Monday, April 22, 2019

libraries I have loved

It began with orange carpet. Only the 70's could have produced such a shade. There were miles and miles of it in my elementary school from K-4th Grade. While other wings of Love Park Elementary boasted more old-school brick architecture spanning back to the early parts of the century, the library, or "learning center"  was located in a newer addition cursed by not only the miles of orange, but the open-plan concept that meant no walls between classrooms., only rude assortments of cabinets and bookshelves delineating each "room".  It made for easy distractions, but also great theater.  The teacher next door to my 4th grade class was notorious for yelling louder as the week wore on.   

The learning center, however,  was supposed to be quiet.  Children passing through the annex were quickly hushed into silence.   The classrooms formed a border around a sunken area in the middle.  Each week, for "library time" we would line up to sit on the orange stairs and politely wait for our instructions.  First it was to choose one book, then in upper grades two.  I can still feel the scratch of that carpet on bare legs as I fidgeted--anxious to get to the books. Later, I would work in a library that was very similarly arranged, and realized what a horrible placement of resources.  Yes, it was the centered and prominent, but it was hardly a good place for concentration with no walls and the distractions of students filing through to get to the lunch room in another wing. That library, too, would be a similar orange even 20 odd years later, with a similar in the round set up and no real walls. 

The books were the usual fare--picture books for the youngest. Longer books with chapters and non-fiction for the oldest. My favorites, which I sought out early on, were a collection of glossy paged Peter Rabbit books that had their own box set.  I would like to say these books and their contents informed my young readers mind, but I'd be fibbing just a little.  What I remember of their stories is a vague collection of talking animals and some sort of lesson to be learned, but moreso it was the physicality of the books themselves that drew me to the shelf week after week. They felt old, and most likely were, even then--bound in book cloth that varied from green to aqua to grey.  The pages had a sheen to them that was enormously satisfying. I liked the way they lined up neatly on the shelf, uniform in size and in color scheme.   I liked to rub them between my fingers and feel the slightly raised illustrations.

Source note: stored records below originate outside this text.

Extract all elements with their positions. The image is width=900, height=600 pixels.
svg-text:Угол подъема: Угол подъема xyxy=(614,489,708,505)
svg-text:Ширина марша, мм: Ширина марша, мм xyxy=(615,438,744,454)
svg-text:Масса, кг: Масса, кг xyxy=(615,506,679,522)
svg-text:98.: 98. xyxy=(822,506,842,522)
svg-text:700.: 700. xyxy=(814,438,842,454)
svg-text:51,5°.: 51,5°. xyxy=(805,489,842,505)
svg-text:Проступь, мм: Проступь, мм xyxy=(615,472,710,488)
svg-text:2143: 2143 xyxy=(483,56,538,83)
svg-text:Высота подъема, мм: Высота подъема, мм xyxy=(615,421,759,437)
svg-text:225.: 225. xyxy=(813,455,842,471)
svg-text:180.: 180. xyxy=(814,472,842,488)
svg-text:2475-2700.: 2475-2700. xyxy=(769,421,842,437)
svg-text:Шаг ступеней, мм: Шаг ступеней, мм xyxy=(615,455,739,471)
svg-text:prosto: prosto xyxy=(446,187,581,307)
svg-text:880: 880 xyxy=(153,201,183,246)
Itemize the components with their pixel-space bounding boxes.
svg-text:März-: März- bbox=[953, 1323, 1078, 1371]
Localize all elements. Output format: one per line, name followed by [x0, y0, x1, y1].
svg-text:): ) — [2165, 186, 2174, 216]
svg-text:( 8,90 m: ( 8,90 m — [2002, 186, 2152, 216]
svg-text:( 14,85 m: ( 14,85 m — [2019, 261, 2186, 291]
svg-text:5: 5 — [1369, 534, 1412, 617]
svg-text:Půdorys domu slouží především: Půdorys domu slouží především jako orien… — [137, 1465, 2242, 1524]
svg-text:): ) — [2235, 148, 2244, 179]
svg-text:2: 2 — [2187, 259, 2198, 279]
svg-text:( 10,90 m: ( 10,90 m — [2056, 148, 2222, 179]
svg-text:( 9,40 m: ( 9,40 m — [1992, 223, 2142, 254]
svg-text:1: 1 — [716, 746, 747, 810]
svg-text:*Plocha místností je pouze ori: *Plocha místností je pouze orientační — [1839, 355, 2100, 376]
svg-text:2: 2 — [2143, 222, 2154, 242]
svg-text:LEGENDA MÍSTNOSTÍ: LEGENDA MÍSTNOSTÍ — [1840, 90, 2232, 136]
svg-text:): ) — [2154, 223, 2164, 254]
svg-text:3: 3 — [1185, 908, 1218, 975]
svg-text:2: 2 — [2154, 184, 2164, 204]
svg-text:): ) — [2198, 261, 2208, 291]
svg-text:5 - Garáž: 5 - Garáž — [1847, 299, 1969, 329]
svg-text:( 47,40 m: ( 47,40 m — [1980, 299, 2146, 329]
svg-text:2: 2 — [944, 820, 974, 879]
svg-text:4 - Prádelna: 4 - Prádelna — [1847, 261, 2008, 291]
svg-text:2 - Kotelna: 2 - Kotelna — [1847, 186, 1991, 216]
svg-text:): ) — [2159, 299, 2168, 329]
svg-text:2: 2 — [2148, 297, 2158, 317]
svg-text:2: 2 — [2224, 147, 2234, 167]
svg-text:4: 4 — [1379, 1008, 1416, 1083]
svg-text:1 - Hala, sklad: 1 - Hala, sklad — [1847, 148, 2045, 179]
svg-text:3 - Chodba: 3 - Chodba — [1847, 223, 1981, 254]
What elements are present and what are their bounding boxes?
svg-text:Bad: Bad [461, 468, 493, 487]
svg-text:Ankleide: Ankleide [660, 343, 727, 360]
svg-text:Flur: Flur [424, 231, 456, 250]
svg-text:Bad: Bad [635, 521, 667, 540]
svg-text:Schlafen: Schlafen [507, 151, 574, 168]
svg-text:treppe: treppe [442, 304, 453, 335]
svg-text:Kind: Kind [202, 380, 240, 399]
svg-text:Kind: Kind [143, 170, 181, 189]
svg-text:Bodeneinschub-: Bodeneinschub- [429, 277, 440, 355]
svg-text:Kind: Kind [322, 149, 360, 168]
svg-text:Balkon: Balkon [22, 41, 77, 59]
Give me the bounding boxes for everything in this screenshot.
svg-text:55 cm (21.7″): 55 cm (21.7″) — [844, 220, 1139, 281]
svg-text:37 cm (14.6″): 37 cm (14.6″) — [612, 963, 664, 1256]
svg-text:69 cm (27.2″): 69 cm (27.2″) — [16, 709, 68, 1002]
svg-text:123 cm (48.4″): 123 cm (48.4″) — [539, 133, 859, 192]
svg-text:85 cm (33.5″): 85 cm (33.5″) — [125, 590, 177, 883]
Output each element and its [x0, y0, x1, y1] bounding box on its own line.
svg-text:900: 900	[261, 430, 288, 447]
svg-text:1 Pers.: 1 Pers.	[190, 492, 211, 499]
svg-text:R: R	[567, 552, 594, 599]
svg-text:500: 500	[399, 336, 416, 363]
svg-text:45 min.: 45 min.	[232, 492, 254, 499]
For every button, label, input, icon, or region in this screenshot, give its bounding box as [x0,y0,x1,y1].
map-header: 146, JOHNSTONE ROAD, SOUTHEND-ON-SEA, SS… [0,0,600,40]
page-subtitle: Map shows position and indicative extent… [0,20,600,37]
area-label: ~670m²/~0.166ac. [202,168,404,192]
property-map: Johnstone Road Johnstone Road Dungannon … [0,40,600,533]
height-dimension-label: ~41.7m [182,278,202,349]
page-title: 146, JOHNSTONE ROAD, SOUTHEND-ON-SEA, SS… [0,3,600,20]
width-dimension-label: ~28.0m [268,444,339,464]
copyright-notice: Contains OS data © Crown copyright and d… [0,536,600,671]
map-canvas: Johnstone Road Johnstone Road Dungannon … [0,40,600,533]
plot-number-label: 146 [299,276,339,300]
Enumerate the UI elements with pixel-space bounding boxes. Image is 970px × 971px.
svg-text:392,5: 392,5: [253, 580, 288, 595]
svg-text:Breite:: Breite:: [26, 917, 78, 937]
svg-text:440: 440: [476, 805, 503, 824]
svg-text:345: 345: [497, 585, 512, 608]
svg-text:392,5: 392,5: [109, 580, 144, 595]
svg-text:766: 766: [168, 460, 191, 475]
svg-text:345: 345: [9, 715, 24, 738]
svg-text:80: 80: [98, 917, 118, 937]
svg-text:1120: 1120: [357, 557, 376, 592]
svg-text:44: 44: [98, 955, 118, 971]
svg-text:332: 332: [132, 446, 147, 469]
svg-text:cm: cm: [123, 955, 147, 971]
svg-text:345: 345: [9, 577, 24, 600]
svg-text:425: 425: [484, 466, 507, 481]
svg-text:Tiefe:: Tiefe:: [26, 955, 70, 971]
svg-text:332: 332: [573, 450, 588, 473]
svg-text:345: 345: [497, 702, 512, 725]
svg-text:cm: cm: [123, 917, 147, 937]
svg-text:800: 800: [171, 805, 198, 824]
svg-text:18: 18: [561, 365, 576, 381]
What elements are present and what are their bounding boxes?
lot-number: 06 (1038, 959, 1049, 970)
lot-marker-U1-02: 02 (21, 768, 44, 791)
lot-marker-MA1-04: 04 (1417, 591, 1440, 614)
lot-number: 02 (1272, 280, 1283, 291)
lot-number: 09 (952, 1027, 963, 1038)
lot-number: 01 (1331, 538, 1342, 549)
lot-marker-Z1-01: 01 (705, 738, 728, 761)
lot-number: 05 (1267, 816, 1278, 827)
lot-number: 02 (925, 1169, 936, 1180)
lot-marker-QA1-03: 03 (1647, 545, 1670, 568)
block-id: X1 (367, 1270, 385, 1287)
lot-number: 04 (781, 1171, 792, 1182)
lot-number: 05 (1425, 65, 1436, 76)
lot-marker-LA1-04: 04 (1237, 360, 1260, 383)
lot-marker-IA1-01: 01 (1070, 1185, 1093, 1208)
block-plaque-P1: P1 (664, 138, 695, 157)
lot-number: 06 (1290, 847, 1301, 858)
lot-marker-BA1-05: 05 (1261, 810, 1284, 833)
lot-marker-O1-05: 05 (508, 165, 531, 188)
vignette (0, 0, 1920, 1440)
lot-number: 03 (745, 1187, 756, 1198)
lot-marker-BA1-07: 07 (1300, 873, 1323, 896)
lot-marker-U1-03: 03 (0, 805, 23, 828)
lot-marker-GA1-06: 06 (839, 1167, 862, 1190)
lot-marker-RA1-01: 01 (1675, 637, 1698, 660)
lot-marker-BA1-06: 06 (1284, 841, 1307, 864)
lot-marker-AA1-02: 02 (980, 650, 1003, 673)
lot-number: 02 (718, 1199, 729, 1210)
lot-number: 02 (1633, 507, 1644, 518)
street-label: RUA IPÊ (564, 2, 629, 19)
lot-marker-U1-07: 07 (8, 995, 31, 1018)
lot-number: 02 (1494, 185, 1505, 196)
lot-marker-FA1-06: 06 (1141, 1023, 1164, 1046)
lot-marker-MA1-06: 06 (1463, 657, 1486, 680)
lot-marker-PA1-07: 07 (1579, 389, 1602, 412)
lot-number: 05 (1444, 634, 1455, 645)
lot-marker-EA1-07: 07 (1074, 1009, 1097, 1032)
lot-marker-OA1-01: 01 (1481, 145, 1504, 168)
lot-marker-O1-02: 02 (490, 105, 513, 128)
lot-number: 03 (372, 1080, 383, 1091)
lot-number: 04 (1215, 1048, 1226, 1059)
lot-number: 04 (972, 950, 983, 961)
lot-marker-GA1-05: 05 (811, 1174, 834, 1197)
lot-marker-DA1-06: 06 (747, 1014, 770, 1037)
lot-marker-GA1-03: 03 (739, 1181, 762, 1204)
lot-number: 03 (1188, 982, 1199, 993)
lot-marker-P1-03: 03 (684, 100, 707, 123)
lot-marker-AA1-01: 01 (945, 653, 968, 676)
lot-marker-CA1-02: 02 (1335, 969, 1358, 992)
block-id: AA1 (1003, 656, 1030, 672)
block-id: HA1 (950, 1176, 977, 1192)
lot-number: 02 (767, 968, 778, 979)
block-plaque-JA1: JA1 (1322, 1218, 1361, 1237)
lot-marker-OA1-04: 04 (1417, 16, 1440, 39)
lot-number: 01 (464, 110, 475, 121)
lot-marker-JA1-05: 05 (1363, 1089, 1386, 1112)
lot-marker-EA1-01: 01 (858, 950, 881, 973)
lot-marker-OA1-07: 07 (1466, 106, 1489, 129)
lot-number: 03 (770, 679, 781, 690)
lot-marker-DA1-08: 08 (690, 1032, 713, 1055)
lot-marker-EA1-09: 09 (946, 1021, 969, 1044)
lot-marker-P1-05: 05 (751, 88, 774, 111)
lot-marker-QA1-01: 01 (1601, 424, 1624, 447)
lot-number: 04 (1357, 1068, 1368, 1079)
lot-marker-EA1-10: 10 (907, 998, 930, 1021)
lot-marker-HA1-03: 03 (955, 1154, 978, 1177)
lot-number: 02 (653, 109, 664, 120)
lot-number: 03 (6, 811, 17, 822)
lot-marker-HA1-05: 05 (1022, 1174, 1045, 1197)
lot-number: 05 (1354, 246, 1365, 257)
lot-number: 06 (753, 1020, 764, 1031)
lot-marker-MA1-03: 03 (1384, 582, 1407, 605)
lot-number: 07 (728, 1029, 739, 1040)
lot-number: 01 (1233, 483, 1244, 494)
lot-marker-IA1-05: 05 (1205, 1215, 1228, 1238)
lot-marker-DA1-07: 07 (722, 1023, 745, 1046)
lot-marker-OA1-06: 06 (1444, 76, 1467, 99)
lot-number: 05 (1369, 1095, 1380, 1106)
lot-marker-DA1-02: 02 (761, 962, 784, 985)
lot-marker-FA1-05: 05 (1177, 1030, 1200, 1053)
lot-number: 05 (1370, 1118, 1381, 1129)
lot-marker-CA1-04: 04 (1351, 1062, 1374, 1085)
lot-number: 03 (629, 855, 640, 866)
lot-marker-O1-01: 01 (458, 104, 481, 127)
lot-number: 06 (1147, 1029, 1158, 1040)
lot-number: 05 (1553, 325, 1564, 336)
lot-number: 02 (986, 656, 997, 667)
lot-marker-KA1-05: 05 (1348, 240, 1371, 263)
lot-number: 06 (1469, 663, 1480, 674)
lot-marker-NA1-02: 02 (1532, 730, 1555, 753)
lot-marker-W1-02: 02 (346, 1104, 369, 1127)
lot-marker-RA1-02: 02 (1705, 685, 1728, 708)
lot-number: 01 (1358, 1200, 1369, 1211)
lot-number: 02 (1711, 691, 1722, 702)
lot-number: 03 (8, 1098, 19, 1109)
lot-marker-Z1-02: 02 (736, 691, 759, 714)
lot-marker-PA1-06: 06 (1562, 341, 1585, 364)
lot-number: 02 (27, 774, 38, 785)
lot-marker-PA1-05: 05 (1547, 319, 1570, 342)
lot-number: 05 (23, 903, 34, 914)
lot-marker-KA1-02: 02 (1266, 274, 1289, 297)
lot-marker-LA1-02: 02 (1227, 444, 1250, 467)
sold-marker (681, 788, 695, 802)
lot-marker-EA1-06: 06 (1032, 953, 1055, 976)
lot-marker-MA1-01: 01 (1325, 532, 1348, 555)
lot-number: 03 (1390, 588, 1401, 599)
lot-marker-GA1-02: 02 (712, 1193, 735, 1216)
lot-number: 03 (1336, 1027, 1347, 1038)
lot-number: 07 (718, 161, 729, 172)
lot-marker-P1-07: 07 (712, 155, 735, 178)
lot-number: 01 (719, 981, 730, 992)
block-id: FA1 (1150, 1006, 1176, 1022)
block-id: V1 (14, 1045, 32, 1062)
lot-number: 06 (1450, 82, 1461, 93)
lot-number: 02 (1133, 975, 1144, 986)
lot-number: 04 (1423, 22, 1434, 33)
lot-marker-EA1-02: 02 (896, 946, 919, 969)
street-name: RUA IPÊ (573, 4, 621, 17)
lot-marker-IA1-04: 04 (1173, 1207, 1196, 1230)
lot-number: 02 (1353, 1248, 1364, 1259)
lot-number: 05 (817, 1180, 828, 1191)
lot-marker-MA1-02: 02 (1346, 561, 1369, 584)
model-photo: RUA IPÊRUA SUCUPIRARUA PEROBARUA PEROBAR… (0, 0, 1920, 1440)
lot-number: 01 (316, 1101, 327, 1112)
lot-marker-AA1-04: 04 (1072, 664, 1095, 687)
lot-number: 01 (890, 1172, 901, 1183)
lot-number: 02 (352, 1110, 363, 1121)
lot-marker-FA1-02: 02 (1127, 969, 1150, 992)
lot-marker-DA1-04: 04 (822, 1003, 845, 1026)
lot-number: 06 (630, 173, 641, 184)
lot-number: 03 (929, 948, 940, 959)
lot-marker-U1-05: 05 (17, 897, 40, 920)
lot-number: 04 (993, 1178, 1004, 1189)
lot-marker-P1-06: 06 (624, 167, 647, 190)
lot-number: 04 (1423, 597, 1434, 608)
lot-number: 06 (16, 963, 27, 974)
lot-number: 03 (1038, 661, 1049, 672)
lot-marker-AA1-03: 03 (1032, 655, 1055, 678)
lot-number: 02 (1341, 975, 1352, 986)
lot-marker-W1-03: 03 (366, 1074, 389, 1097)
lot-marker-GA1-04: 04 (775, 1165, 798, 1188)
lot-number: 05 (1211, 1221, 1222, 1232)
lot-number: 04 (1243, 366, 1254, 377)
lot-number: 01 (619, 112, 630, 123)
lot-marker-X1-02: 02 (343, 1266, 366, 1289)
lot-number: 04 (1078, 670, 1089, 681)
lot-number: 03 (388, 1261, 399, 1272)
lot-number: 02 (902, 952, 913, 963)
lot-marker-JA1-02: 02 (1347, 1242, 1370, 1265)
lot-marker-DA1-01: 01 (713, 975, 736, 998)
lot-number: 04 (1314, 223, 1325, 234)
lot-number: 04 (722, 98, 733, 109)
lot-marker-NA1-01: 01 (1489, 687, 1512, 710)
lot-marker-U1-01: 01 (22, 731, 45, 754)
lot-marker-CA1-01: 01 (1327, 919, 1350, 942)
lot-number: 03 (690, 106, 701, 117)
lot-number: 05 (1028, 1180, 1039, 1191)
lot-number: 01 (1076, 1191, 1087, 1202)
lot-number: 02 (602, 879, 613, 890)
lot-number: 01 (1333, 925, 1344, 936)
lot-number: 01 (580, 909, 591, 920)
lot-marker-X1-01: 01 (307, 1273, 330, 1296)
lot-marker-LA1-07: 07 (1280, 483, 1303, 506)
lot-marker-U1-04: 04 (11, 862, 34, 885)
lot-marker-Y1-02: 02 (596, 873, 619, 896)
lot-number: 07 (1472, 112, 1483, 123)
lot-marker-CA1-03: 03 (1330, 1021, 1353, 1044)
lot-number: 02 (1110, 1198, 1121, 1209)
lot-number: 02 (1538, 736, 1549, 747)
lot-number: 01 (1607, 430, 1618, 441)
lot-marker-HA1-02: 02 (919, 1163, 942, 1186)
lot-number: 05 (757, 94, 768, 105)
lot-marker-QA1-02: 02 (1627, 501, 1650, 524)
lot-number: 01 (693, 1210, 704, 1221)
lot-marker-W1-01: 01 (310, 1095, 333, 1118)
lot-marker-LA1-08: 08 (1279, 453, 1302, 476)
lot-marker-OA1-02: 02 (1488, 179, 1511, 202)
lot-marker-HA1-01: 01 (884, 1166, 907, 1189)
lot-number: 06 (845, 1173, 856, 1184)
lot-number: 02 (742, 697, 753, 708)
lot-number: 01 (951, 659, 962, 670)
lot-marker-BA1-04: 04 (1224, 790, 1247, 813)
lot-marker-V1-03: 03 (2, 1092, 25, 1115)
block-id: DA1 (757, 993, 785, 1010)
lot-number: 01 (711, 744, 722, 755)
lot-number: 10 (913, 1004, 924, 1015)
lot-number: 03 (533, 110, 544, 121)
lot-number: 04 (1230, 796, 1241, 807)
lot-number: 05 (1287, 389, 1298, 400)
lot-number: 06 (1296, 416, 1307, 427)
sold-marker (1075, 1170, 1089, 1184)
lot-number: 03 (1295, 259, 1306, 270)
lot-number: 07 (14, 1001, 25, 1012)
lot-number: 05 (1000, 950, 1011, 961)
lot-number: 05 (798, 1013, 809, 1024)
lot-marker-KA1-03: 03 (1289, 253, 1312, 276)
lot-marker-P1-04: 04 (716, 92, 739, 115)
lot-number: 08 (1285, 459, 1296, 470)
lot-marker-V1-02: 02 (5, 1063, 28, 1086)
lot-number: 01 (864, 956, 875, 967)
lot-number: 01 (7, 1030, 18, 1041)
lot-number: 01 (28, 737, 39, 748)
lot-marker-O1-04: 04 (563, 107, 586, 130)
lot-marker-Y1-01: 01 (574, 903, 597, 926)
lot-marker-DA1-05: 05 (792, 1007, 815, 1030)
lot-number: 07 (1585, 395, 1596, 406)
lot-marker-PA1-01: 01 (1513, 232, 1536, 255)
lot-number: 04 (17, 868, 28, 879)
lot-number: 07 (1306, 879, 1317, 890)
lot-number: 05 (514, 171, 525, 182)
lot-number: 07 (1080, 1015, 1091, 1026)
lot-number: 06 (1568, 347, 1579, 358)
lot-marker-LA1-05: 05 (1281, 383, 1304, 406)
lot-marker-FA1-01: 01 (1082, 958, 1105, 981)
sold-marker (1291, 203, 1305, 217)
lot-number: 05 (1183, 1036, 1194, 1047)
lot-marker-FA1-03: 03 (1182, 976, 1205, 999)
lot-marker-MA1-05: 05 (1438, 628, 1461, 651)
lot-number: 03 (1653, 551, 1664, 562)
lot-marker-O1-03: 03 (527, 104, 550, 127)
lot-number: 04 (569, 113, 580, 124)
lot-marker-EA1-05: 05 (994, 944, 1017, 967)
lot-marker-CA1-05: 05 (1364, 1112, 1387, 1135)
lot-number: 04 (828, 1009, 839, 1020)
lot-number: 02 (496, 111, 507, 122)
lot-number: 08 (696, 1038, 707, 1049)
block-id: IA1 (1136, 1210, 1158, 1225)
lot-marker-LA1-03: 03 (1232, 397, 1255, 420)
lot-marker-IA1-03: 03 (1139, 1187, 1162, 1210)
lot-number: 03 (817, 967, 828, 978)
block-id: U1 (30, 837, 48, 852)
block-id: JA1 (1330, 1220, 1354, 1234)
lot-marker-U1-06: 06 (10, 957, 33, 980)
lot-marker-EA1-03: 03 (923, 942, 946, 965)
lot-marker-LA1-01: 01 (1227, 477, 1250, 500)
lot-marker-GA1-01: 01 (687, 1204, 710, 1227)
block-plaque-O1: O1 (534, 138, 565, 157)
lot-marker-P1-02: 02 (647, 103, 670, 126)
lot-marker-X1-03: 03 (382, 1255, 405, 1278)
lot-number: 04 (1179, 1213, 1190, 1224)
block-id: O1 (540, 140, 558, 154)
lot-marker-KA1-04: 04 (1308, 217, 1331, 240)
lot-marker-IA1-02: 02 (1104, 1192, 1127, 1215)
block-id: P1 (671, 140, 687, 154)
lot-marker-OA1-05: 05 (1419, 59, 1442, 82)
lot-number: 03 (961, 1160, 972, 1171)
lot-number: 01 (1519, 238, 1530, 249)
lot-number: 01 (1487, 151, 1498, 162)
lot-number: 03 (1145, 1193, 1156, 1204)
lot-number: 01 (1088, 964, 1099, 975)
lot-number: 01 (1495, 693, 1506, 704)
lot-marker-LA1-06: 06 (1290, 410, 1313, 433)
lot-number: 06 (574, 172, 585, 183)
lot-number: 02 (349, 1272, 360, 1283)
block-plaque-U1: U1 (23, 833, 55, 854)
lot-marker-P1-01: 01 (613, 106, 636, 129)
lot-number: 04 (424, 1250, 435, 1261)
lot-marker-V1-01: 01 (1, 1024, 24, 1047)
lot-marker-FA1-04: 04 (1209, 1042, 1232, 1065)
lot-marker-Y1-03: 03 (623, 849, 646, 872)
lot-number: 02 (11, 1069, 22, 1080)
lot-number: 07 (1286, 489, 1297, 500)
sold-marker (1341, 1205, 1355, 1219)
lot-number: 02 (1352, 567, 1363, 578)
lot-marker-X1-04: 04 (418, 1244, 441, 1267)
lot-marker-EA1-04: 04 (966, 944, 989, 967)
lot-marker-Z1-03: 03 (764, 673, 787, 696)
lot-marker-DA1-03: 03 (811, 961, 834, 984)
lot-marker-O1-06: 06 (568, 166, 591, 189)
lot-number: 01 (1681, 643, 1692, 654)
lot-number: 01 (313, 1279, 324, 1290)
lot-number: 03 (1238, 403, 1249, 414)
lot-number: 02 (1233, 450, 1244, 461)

The way the text itself, too, was pitch black and slightly raised if you pressed hard enough. They felt old and solid in a way that the orange carpeted floor around me did not.  Classic.


I grew up in a house that had many books.  But at the same time, as a child, held only a very few that interested me in particular. My dad was a voracious reader--rifle and golf magazines, newspapers, books on birding and the old west.  Stacks of National Geographic.   I remember my own first book in the weird way you remember the years before the consciousness cements--a black and white checked sizeable volume of Mother Goose Tales that was most likely a gift.  In my memory, I carried it around a lot even before I learned to read it, but I remember the illustrations told much of the stories even without the words. I also remember a few scattered Little Golden Books that fell prey to a lot of crayon marks.  Mother Goose, too, surely met a similar fate, her binding cracking and littered with marks. No doubt sticky with jam and chocolate, since I loved, even then, to eat and read at the same time. My favorite stories within are hard to recall from this distance, but I remember a fascination with the The Old Woman Who Lived in a Shoe. With Little Miss Muffet and her fateful tuffet. The cow that ran away with the spoon. 

My father's books were housed in a single tall book case--a strange dark not-quite-wood that again, only the 70's could have created. I spent a lot of time arranging and rearranging his volumes, and since this was obviously where the books should go, shelving my own few titles amongst them.--Mother Goose and the growing collection of battered Little Goldens, many procured by my mother at garage sales once she realized I was going to be a reader. It felt so very adult, to place the books on the shelf instead of toy box where everything else of childhood lived. Even though they were in increasingly poor shape. Like they were the most exquisite of dolls.